Over the almost-decade since the system has been in place, MUSC has gotten safer nearly every year. And that’s not just anecdotal; Scheurer and team track safety through specific data points – the very same data points other hospitals use so they can all compare themselves against others in the field of health care – which they use as a tangible measuring stick. 

Today, MUSC’s reported harm rate – examples of harm include medication errors, surgical mistakes, preventable patient falls, etc., – is 2.5%. This means that of all event reports received, only 2.5% of them resulted in actual harm to the patient. The remainder are near misses or unsafe conditions. This indicates a very high reporting culture, which allows MUSC to know about and address issues often before they result in harm. Though any harm rate above zero isn’t ideal, Scheuer said that compared with other hospitals, MUSC Health’s number is very low. 

“That means a lot of our employees are reporting things such that we’re able to prevent bad things from happening,” Scheurer said. “That’s really important.”

tight shot of hands holding a scanner scanning a box of medication 
Scanning medications is just one of the many ways patient safety has been improved at MUSC. iStock

Some of the specific ways MUSC has bolstered its culture of safety include: making reporting easy with a system in place known as SHIELD. Every day, during shift change, all units do a huddle to talk about anything related to safety. Any issues are passed along through a four-level “tiered brief” system, which manages the appropriate level of issues, starting at the front line and escalating up to system senior leadership – the most serious reports go further up the chain, similar to the courts in our country’s legal system.

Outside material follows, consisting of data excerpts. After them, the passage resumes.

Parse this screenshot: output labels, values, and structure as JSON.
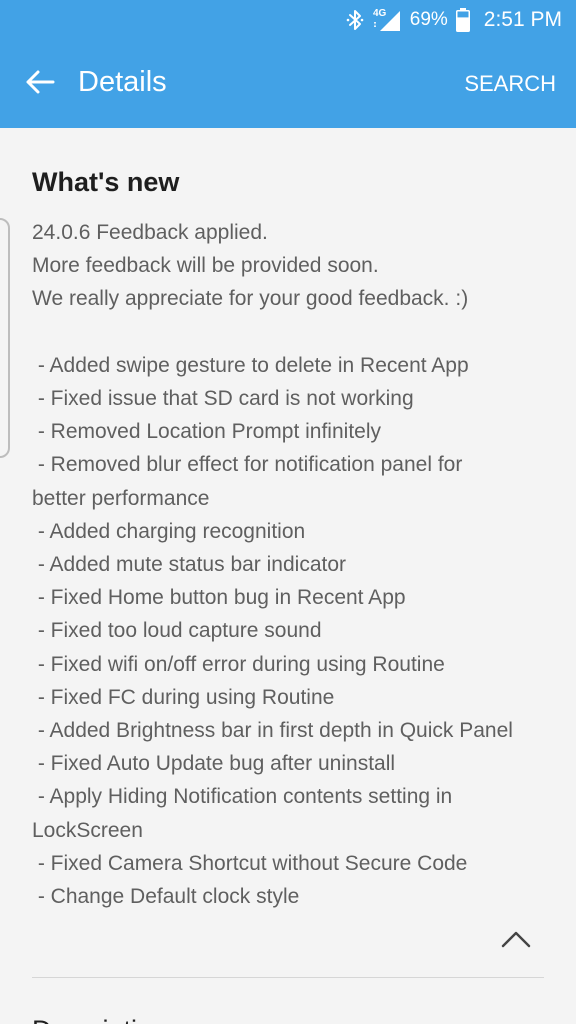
{
  "status_bar": {
    "bluetooth_icon": "bluetooth-icon",
    "network_label": "4G",
    "battery_percent": "69%",
    "battery_level": 0.69,
    "time": "2:51 PM"
  },
  "app_bar": {
    "title": "Details",
    "search_label": "SEARCH",
    "background_color": "#42a2e6"
  },
  "whats_new": {
    "heading": "What's new",
    "lines": [
      "24.0.6 Feedback applied.",
      "More feedback will be provided soon.",
      "We really appreciate for your good feedback. :)",
      "",
      " - Added swipe gesture to delete in Recent App",
      " - Fixed issue that SD card is not working",
      " - Removed Location Prompt infinitely",
      " - Removed blur effect for notification panel for",
      "better performance",
      " - Added charging recognition",
      " - Added mute status bar indicator",
      " - Fixed Home button bug in Recent App",
      " - Fixed too loud capture sound",
      " - Fixed wifi on/off error during using Routine",
      " - Fixed FC during using Routine",
      " - Added Brightness bar in first depth in Quick Panel",
      " - Fixed Auto Update bug after uninstall",
      " - Apply Hiding Notification contents setting in",
      "LockScreen",
      " - Fixed Camera Shortcut without Secure Code",
      " - Change Default clock style"
    ]
  },
  "next_section": {
    "heading": "Description"
  }
}
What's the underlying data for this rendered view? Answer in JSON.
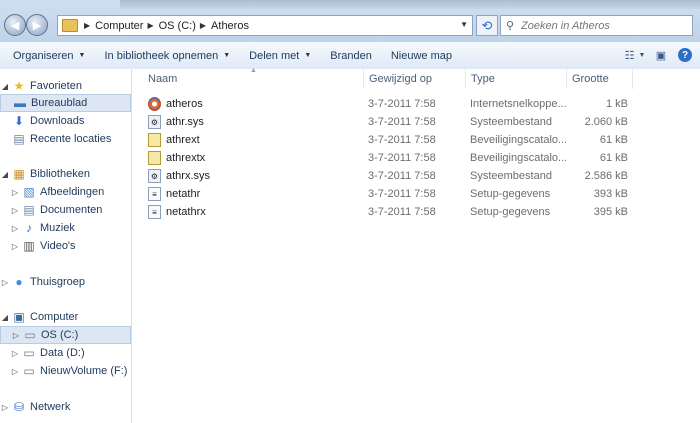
{
  "address": {
    "crumbs": [
      "Computer",
      "OS (C:)",
      "Atheros"
    ]
  },
  "search": {
    "placeholder": "Zoeken in Atheros"
  },
  "toolbar": {
    "items": [
      {
        "label": "Organiseren",
        "dropdown": true
      },
      {
        "label": "In bibliotheek opnemen",
        "dropdown": true
      },
      {
        "label": "Delen met",
        "dropdown": true
      },
      {
        "label": "Branden",
        "dropdown": false
      },
      {
        "label": "Nieuwe map",
        "dropdown": false
      }
    ]
  },
  "nav": {
    "favorieten": "Favorieten",
    "bureaublad": "Bureaublad",
    "downloads": "Downloads",
    "recente": "Recente locaties",
    "bibliotheken": "Bibliotheken",
    "afbeeldingen": "Afbeeldingen",
    "documenten": "Documenten",
    "muziek": "Muziek",
    "videos": "Video's",
    "thuisgroep": "Thuisgroep",
    "computer": "Computer",
    "os": "OS (C:)",
    "data": "Data (D:)",
    "nieuw": "NieuwVolume (F:)",
    "netwerk": "Netwerk"
  },
  "columns": {
    "name": "Naam",
    "date": "Gewijzigd op",
    "type": "Type",
    "size": "Grootte"
  },
  "files": [
    {
      "name": "atheros",
      "date": "3-7-2011 7:58",
      "type": "Internetsnelkoppe...",
      "size": "1 kB",
      "icon": "internet-shortcut-icon"
    },
    {
      "name": "athr.sys",
      "date": "3-7-2011 7:58",
      "type": "Systeembestand",
      "size": "2.060 kB",
      "icon": "system-file-icon"
    },
    {
      "name": "athrext",
      "date": "3-7-2011 7:58",
      "type": "Beveiligingscatalo...",
      "size": "61 kB",
      "icon": "security-catalog-icon"
    },
    {
      "name": "athrextx",
      "date": "3-7-2011 7:58",
      "type": "Beveiligingscatalo...",
      "size": "61 kB",
      "icon": "security-catalog-icon"
    },
    {
      "name": "athrx.sys",
      "date": "3-7-2011 7:58",
      "type": "Systeembestand",
      "size": "2.586 kB",
      "icon": "system-file-icon"
    },
    {
      "name": "netathr",
      "date": "3-7-2011 7:58",
      "type": "Setup-gegevens",
      "size": "393 kB",
      "icon": "setup-info-icon"
    },
    {
      "name": "netathrx",
      "date": "3-7-2011 7:58",
      "type": "Setup-gegevens",
      "size": "395 kB",
      "icon": "setup-info-icon"
    }
  ]
}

Today, the hospital system has more than 350 Just Culture certified team members who not only know the system backward and forward but who serve as ambassadors for the program, constantly teaching and educating others along the way. According to Scheuer, any leader in human resources, compliance, legal counsel and quality is certified. 

Some examples where Just Culture has helped to make MUSC a safer place include improving the way medications are administered through barcode scanning and redundancy systems; creating checklists for areas, such as an MRI bay to prevent any harmful items from being present; and offering continuing education on how to use new and existing equipment properly in every department or specialty.

“Nobody else is doing this to this degree,” Scheurer said. “To be this meticulous about it, to invest this much time and effort into a program, really is the only way to get better. You truly can’t have safe patients without a Just Culture program. It just doesn’t work. I am proud that we built this program the right way.”